What we need now is a new work ethic. One that values producing over posturing. Empowering over embittering. Asking over telling. Giving over taking. Risking over regretting. Leaning in over opting out.
Leaders can first understand that the biggest asset their business has is its people. They must look to create and sustain high trust cultures that provide workers with the requisite agency, connection to their work and colleagues, and regular growth opportunities. They need to be deliberately developmental—which means investing in people. Perhaps the biggest thing leaders can do today is to stop trying to change their organization or others within it, and start to change themselves.

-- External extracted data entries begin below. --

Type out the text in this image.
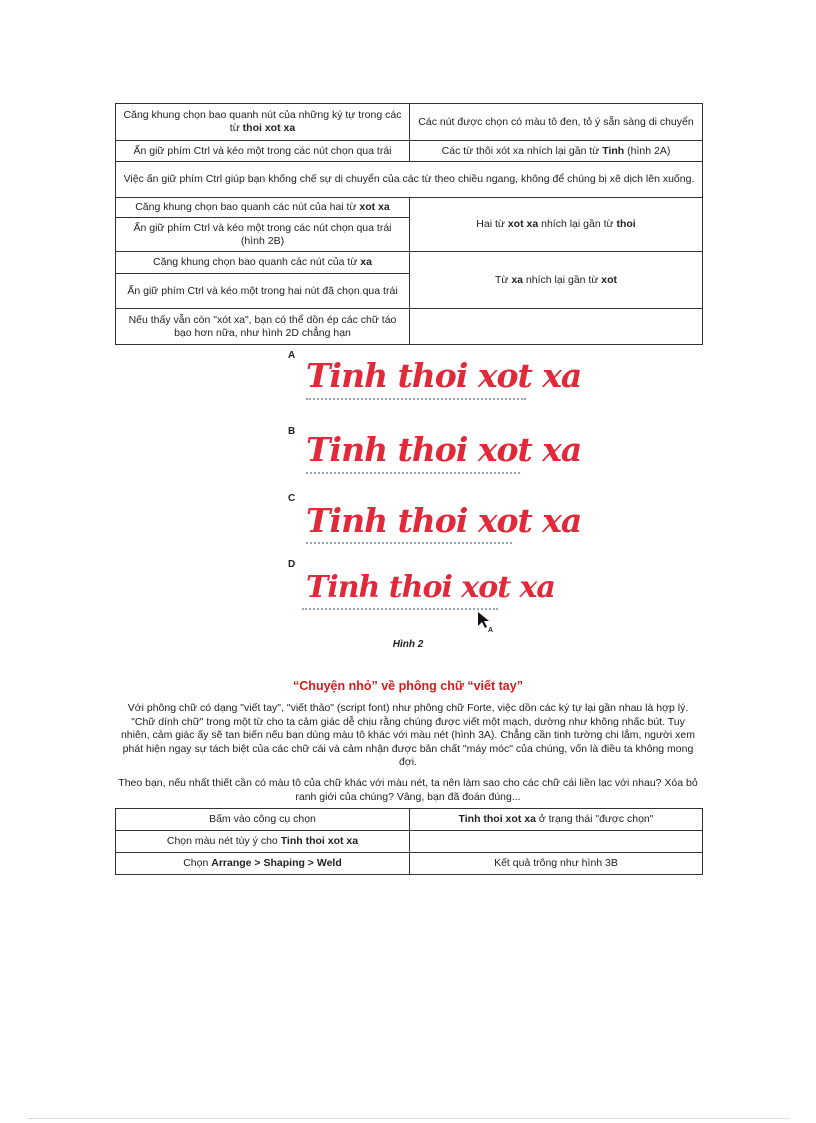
Căng khung chọn bao quanh nút của những ký tự trong các từ thoi xot xa	Các nút được chọn có màu tô đen, tỏ ý sẵn sàng di chuyển
Ấn giữ phím Ctrl và kéo một trong các nút chọn qua trái	Các từ thôi xót xa nhích lại gần từ Tinh (hình 2A)
Việc ấn giữ phím Ctrl giúp bạn khống chế sự di chuyển của các từ theo chiều ngang, không để chúng bị xê dịch lên xuống.	
Căng khung chọn bao quanh các nút của hai từ xot xa	Hai từ xot xa nhích lại gần từ thoi
Ấn giữ phím Ctrl và kéo một trong các nút chọn qua trái (hình 2B)	
Căng khung chọn bao quanh các nút của từ xa	Từ xa nhích lại gần từ xot
Ấn giữ phím Ctrl và kéo một trong hai nút đã chọn qua trái	
Nếu thấy vẫn còn "xót xa", bạn có thể dồn ép các chữ táo bạo hơn nữa, như hình 2D chẳng hạn	
A
Tinh thoi xot xa
B Tinh thoi xot xa
C
Tinh thoi xot xa
D
Tinh thoi xot xa
A
Hình 2
“Chuyện nhỏ” về phông chữ “viết tay”

Với phông chữ có dạng "viết tay", "viết thảo" (script font) như phông chữ Forte, việc dồn các ký tự lại gần nhau là hợp lý. "Chữ dính chữ" trong một từ cho ta cảm giác dễ chịu rằng chúng được viết một mạch, dường như không nhấc bút. Tuy nhiên, cảm giác ấy sẽ tan biến nếu bạn dùng màu tô khác với màu nét (hình 3A). Chẳng cần tinh tường chi lắm, người xem phát hiện ngay sự tách biệt của các chữ cái và cảm nhận được bản chất "máy móc" của chúng, vốn là điều ta không mong đợi.

Theo bạn, nếu nhất thiết cần có màu tô của chữ khác với màu nét, ta nên làm sao cho các chữ cái liền lạc với nhau? Xóa bỏ ranh giới của chúng? Vâng, bạn đã đoán đúng...

Bấm vào công cụ chọn	Tinh thoi xot xa ở trạng thái "được chọn"
Chọn màu nét tùy ý cho Tinh thoi xot xa	
Chọn Arrange > Shaping > Weld	Kết quả trông như hình 3B
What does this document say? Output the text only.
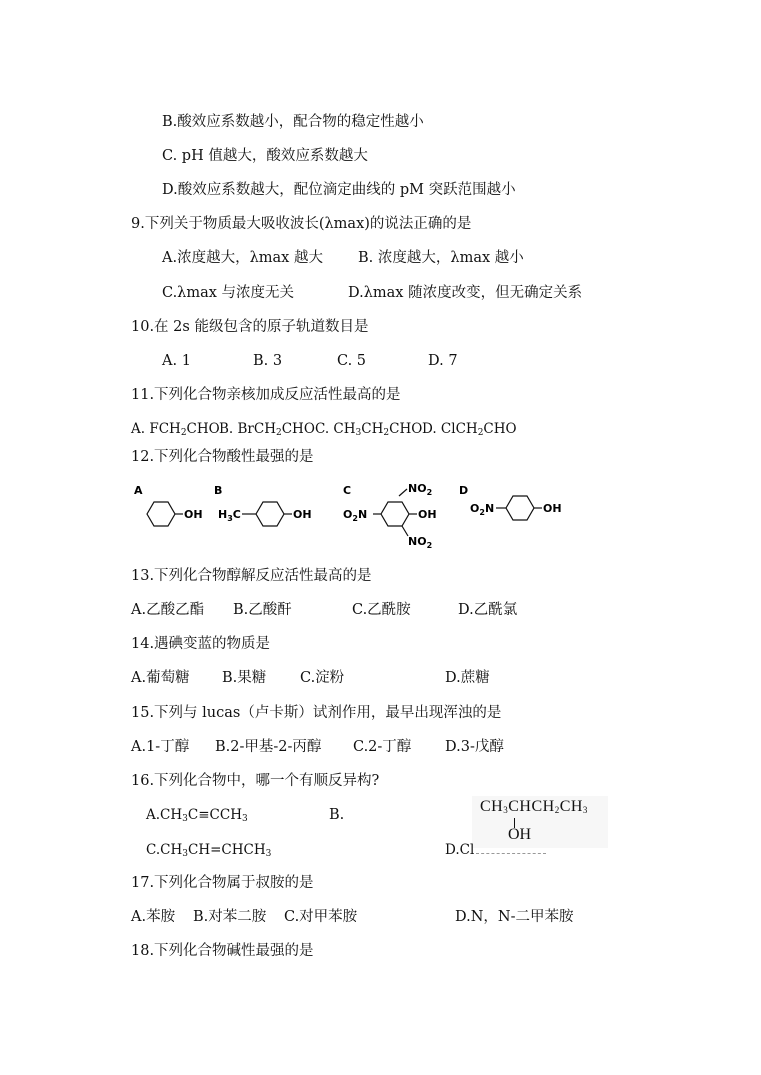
B.酸效应系数越小，配合物的稳定性越小
C. pH 值越大，酸效应系数越大
D.酸效应系数越大，配位滴定曲线的 pM 突跃范围越小
9.下列关于物质最大吸收波长(λmax)的说法正确的是
A.浓度越大，λmax 越大 B. 浓度越大，λmax 越小
C.λmax 与浓度无关	D.λmax 随浓度改变，但无确定关系
10.在 2s 能级包含的原子轨道数目是
A. 1	B. 3	C. 5	D. 7
11.下列化合物亲核加成反应活性最高的是
A. $FCH_2CHO$ B. BrCH$_2$CHO C. $CH_3CH_2CHO$ D. ClCH$_2$CHO
12.下列化合物酸性最强的是
A
OH
B
$H_3C$	OH
C	$NO_2$
OH
$NO_2$
$O_2N$
D
$O_2N$	OH
13.下列化合物醇解反应活性最高的是
A.乙酸乙酯 B.乙酸酐	C.乙酰胺	D.乙酰氯
14.遇碘变蓝的物质是
A.葡萄糖 B.果糖 C.淀粉	D.蔗糖
15.下列与 lucas（卢卡斯）试剂作用，最早出现浑浊的是
A.1-丁醇 B.2-甲基-2-丙醇 C.2-丁醇 D.3-戊醇
16.下列化合物中，哪一个有顺反异构?
$A.CH_3C\equiv CCH_3$	B.	$CH_3CHCH_2CH_3$
OH
$C.CH_3CH=CHCH_3$	D.Cl
17.下列化合物属于叔胺的是
A.苯胺 B.对苯二胺 C.对甲苯胺	D.N，N-二甲苯胺
18.下列化合物碱性最强的是
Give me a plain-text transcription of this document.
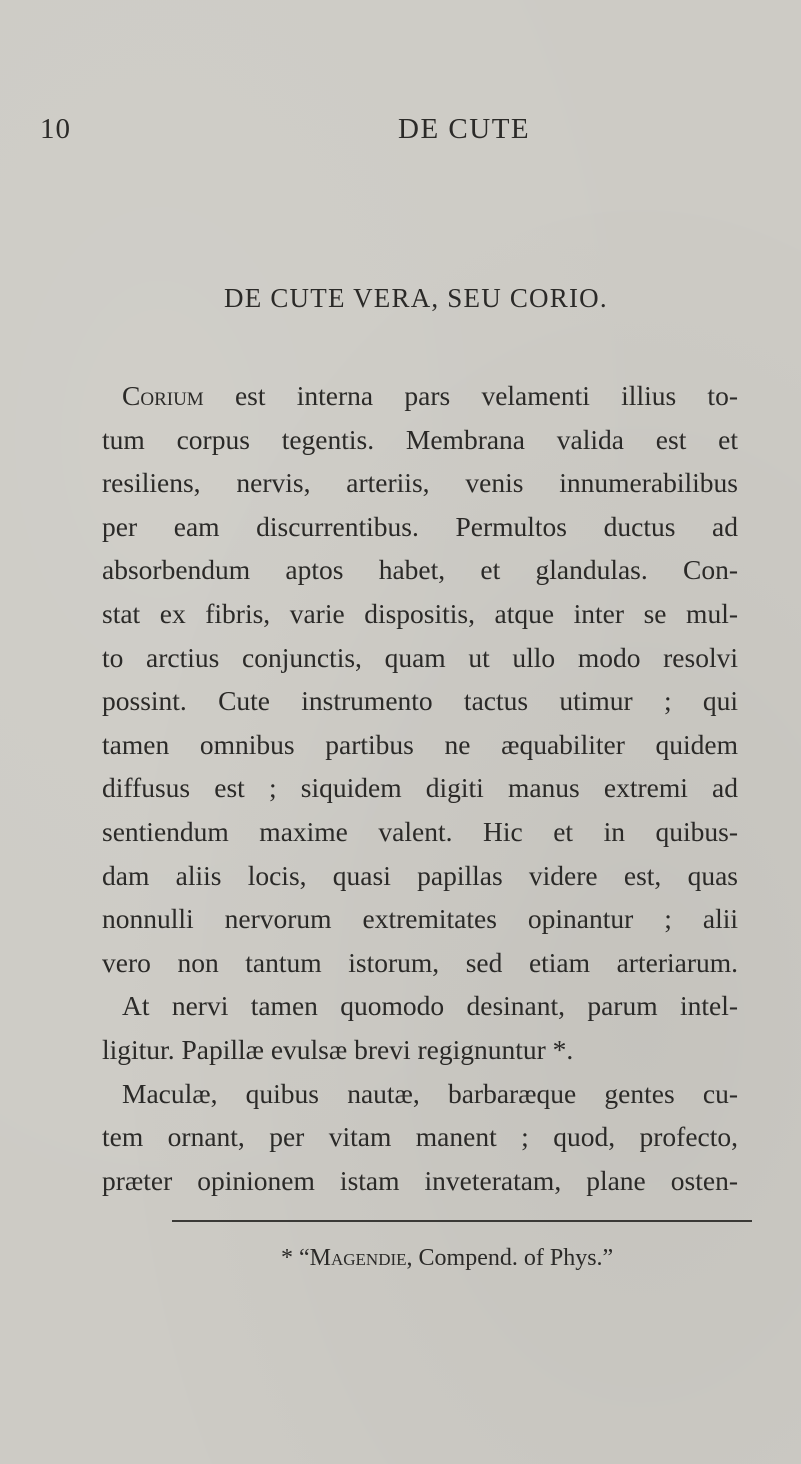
10	DE CUTE
DE CUTE VERA, SEU CORIO.
Corium est interna pars velamenti illius to-
tum corpus tegentis. Membrana valida est et
resiliens, nervis, arteriis, venis innumerabilibus
per eam discurrentibus. Permultos ductus ad
absorbendum aptos habet, et glandulas. Con-
stat ex fibris, varie dispositis, atque inter se mul-
to arctius conjunctis, quam ut ullo modo resolvi
possint. Cute instrumento tactus utimur ; qui
tamen omnibus partibus ne æquabiliter quidem
diffusus est ; siquidem digiti manus extremi ad
sentiendum maxime valent. Hic et in quibus-
dam aliis locis, quasi papillas videre est, quas
nonnulli nervorum extremitates opinantur ; alii
vero non tantum istorum, sed etiam arteriarum.
At nervi tamen quomodo desinant, parum intel-
ligitur. Papillæ evulsæ brevi regignuntur *.
Maculæ, quibus nautæ, barbaræque gentes cu-
tem ornant, per vitam manent ; quod, profecto,
præter opinionem istam inveteratam, plane osten-
* “Magendie, Compend. of Phys.”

Duncan: You rightly say that people aren’t resources to be managed. Instead, they should be inspired and challenged with a compelling purpose. Why haven’t more leaders received that memo?
Altman: Either they aren’t reading the memo or their business cultures are such that they’re just really slow to evolve.
Take advertising, for example. There’s a history of trying to retain talent and manage “creative resources.” The problem with this strategy is evidenced in the sky-high turnover second only to the tourism industry. In tech land there is often more autonomy granted to workers. The software company Buffer, for example, has championed remote work for a decade, experimented with the shorter workweek, and let staff set their own salaries.
In the end it’s about the willingness for leaders to charter the unknown and let go of what was and welcome what can be.
Duncan: Nearly half of all U.S. workers are now millennials. And that percentage is expected to expand to 75% within five years from now. What are the implications of that for business leaders?
Altman: For starters, leaders must appreciate that these new workers are adamant in having their values align with that of the organization. It’s why they’re dubbed the “purpose generation.”
Younger workers have a worldview defined by the digital era. Before spring 2020 it might have been a challenge for a younger worker to explain to leadership to use Google Drive, Zoom, Slack, or Trello for more efficient workflows. And then, pop! Overnight [because of the Covid-19 pandemic] these tools become how work gets down at companies of all sizes and across every industry. Leaders can listen and learn from this incoming workforce—they know what they’re doing.